In its declaration announcing the new sanctions, the EU expressed concern about the “deterioration of the situation” in Congo, including the continued restrictions on “democratic space and fundamental rights,” as well as the crisis in the Kasai region, which “has reached an exceptional level in security and humanitarian terms and as regards human rights.”
The EU urged Congolese authorities “to act in compliance with human rights and fundamental freedoms and to initiate, without delay, credible and transparent investigations, flanked by high-level international expertise.” On the political front, the EU called for an electoral timetable, “genuinely inclusive transitional institutions,” swift implementation of “measures to ease tension,” and “space for unimpeded expression and debate.”
The EU noted that it will follow political and human rights developments closely over the next few months and stands ready to “consider additional restrictive measures or, conversely, withdraw some of them.”
In June 2016, the United States imposed targeted sanctions against Kinshasa’s police commissioner, Gen. Célestin Kanyama, and in September against Gen. Gabriel Amisi Kumba, commander for the western region of the Congolese army, and former police inspector John Numbi. In December, the US expanded the sanctions to then-Interior Minister Boshab and Mutondo, the intelligence chief.
In December 2016, the EU imposed targeted sanctions against General Amisi; Gen. Delphin Kahimbi, director of military intelligence; Gen. Ilunga Kampete, commander of the Republican Guard presidential security detail; General Kanyama; Roger Kibelisa, interior director of the National Intelligence Agency; Col. Ferdinand Ilunga Luyolo, commander of the anti-riot body known as the National Intervention Legion of the Congolese National Police (LENI); and former police inspector Numbi.
The United Nations Security Council has imposed targeted sanctions against numerous individuals and armed groups responsible for serious human rights abuses, mostly in eastern Congo, but it has not sanctioned senior officials involved in government repression.

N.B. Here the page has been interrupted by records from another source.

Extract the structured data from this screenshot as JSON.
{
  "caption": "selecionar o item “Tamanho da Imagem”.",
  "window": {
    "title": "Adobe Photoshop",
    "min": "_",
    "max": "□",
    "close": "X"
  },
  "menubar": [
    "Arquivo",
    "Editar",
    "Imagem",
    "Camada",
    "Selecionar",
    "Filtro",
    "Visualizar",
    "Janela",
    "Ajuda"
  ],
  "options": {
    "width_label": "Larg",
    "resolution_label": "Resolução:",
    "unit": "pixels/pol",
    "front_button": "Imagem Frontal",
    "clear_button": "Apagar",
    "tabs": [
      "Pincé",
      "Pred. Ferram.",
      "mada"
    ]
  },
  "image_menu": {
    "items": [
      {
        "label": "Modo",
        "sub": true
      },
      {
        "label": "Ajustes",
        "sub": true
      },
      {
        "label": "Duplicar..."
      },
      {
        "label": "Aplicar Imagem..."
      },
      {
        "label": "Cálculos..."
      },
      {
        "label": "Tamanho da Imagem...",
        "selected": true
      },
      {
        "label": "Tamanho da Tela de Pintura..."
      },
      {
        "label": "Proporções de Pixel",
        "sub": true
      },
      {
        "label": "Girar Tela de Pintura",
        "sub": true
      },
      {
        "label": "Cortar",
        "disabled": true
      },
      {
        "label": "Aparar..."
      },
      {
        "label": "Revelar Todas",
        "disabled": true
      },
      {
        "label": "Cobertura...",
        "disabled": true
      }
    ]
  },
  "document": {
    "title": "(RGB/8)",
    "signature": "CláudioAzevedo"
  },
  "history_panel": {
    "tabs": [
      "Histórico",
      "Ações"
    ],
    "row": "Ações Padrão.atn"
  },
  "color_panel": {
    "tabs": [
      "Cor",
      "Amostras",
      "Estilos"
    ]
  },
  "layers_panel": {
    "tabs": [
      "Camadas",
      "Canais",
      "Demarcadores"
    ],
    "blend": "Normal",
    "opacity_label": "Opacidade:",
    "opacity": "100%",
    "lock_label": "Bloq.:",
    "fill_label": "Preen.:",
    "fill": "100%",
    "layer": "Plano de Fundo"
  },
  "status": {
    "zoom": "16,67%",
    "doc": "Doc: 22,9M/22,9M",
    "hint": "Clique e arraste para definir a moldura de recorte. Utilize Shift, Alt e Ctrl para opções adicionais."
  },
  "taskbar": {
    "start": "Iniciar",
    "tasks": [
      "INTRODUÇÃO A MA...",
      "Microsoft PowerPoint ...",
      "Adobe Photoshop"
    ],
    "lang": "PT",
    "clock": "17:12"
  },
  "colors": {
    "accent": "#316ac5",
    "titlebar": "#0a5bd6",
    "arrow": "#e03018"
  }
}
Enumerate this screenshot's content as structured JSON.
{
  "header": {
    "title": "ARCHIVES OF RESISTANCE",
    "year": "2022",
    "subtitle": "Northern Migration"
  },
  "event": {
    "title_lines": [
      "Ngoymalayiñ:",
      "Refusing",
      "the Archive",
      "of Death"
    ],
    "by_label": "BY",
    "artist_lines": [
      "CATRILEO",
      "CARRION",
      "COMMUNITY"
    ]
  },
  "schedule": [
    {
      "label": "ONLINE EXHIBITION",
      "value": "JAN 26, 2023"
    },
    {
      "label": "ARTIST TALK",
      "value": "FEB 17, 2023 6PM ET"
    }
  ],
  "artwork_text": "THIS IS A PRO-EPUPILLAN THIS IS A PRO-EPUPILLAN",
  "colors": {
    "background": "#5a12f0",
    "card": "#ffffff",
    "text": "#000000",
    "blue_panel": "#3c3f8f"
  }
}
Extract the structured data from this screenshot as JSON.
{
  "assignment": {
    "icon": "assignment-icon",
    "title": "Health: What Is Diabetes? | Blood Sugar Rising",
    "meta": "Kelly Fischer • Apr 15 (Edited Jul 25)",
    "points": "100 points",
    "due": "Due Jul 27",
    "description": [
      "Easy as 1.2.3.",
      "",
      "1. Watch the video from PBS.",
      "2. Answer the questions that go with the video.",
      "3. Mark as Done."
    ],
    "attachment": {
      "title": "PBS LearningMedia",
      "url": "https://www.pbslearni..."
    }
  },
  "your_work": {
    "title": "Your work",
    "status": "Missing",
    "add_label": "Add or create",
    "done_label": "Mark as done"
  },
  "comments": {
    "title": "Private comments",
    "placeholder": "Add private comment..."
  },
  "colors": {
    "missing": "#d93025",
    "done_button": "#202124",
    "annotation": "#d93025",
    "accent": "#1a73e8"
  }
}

Targeted sanctions against alleged rights abusers appear to have wide support in Congo, Human Rights Watch said. In a joint statement on April 27, 165 Congolese human rights organizations called for increased pressure and new targeted sanctions against top Congolese officials. A new nationally representative poll by the New York University-based Congo Research Group and a Congolese polling agency, the Bureau d’Études, de Recherches et de Consulting International (BERCI), found that 72 percent of all survey respondents approved of the targeted sanctions imposed by the US and EU against senior government and security forces officials last year.
The US and EU announcements come at a time when the prospect of democratic elections by year’s end in Congo, as agreed to in a New Year’s Eve agreement, seems to be fading. Congo’s ruling coalition has defied key tenets of the agreement, which lays the groundwork for elections, as political repression and large-scale human rights abuses continue unabated, Human Rights Watch said.
“Stronger international action and high-level engagement are needed to help prevent the situation in Congo from spiraling out of control,” Sawyer said. “The UN Security Council should also impose new individual sanctions targeting those responsible for abuses, while the African Union and regional leaders should press Kabila’s government to end abuses and urgently organize credible elections.”